## College Algebra 7th Edition

convergent; $S_{\infty}=\sqrt2 + 1$
RECALL: (1) The sum of an infinite geometric series is convergent if $|r| < 1$. The sum is given by the formula: $S_{\infty}=\dfrac{a}{1-r}$ (2) An infinite geometric series is divergent if $|r|\ge1$. (3) The common ratio $r$ of a geometric series can be found by dividing any term by the term before it: $r = \dfrac{a_n}{a_{n-1}}$ Solve for $r$ to obtain: $\require{cancel} r = \dfrac{\frac{1}{2}}{\frac{1}{\sqrt2}} \\r=\dfrac{1}{2} \cdot \left(\dfrac{\sqrt2}{1}\right) \\r=\dfrac{\sqrt2}{2}\approx 0.7071$ Since $\left|\dfrac{\sqrt2}{2}\right|<1$, then the series is convergent.

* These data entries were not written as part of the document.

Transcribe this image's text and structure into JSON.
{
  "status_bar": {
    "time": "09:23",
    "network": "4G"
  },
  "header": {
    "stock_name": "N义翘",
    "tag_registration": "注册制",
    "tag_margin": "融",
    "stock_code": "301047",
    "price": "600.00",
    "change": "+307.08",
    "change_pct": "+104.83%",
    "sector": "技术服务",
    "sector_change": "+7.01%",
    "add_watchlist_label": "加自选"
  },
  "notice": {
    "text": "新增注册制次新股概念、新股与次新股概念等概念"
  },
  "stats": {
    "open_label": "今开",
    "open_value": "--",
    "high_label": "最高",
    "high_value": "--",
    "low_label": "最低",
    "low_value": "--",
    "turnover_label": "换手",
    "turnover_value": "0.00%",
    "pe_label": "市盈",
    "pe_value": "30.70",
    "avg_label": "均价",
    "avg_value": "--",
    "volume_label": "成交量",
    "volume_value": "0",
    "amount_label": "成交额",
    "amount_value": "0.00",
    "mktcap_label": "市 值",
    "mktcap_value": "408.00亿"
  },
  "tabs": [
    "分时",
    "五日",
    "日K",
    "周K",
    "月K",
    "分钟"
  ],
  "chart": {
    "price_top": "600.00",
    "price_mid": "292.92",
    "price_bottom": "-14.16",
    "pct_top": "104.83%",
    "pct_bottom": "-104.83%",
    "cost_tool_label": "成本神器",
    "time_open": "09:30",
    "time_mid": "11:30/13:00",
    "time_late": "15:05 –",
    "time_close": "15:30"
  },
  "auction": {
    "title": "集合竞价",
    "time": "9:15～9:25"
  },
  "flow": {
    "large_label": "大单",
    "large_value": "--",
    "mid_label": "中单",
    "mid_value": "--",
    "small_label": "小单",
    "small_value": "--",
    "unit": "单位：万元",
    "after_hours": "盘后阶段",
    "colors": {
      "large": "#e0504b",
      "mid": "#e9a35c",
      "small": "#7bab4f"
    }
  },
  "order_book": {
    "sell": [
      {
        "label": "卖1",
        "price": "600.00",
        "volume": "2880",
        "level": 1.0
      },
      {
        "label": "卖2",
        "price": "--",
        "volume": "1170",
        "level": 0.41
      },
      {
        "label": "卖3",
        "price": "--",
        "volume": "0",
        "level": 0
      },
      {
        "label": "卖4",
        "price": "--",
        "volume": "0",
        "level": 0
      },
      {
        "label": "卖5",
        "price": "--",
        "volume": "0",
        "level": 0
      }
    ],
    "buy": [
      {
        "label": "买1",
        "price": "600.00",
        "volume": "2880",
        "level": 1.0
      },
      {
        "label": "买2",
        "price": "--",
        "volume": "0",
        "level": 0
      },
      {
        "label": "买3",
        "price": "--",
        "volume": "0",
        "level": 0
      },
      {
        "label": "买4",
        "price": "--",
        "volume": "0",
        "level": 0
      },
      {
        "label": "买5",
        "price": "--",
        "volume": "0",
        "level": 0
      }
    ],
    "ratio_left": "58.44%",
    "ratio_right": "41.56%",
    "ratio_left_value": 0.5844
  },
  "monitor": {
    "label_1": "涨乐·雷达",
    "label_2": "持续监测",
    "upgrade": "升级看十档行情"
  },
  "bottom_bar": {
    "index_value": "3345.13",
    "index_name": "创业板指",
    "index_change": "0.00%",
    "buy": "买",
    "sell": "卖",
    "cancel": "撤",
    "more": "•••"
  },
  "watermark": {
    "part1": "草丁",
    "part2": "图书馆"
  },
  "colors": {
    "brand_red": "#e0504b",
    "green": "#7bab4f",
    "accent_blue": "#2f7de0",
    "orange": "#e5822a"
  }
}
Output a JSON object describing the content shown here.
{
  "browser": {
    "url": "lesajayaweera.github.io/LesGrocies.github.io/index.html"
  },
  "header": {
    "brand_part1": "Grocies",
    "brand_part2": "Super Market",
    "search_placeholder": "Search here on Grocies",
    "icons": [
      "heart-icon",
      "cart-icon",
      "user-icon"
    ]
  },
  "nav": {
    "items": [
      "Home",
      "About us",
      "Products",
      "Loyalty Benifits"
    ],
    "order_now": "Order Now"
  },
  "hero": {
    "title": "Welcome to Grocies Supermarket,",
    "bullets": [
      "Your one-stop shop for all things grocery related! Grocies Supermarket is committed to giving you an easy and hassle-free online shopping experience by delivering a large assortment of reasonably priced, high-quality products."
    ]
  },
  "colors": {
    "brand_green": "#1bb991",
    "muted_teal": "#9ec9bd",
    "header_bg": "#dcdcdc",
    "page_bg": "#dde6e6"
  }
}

Solve for the sum using the formula above, with $a=\dfrac{1}{\sqrt2}$ and $r=\dfrac{\sqrt2}{2}$, to obtain: $\require{cancel} S_{\infty}=\dfrac{\frac{1}{\sqrt2}}{1-\frac{\sqrt2}{2}} \\S_{\infty}=\dfrac{\frac{1}{\sqrt2}}{\frac{2}{2}-\frac{\sqrt2}{2}} \\S_{\infty}=\dfrac{\frac{1}{\sqrt2}}{\frac{2-\sqrt2}{2}} \\S_{\infty} = \dfrac{1}{\sqrt2} \cdot \dfrac{2}{2-\sqrt2} \\S_{\infty}=\dfrac{2}{\sqrt2(2-\sqrt2)} \\S_{\infty}=\dfrac{2}{2\sqrt2-2} \\S_{\infty}=\dfrac{2}{2(\sqrt2-1)} \\S_{\infty}=\dfrac{\cancel{2}}{\cancel{2}(\sqrt2-1)} \\S_{\infty}=\dfrac{1}{(\sqrt2-1)}$ Rationalize the denominator by multiplying $\sqrt2+1$ to both the numerator and the denominator to obtain: $S_{\infty}=\dfrac{1}{(\sqrt2-1)}\cdot \dfrac{\sqrt2+1}{\sqrt2+1}$ Simplify the denominator using the formula $(a-b)(a+b) = a^2-b^2$ to obtain: $S_{\infty}=\dfrac{\sqrt2 + 1}{(\sqrt2)^2-1^2} \\S_{\infty}=\dfrac{\sqrt2 + 1}{2-1} \\S_{\infty}=\dfrac{\sqrt2 + 1}{1} \\S_{\infty}=\sqrt2 + 1$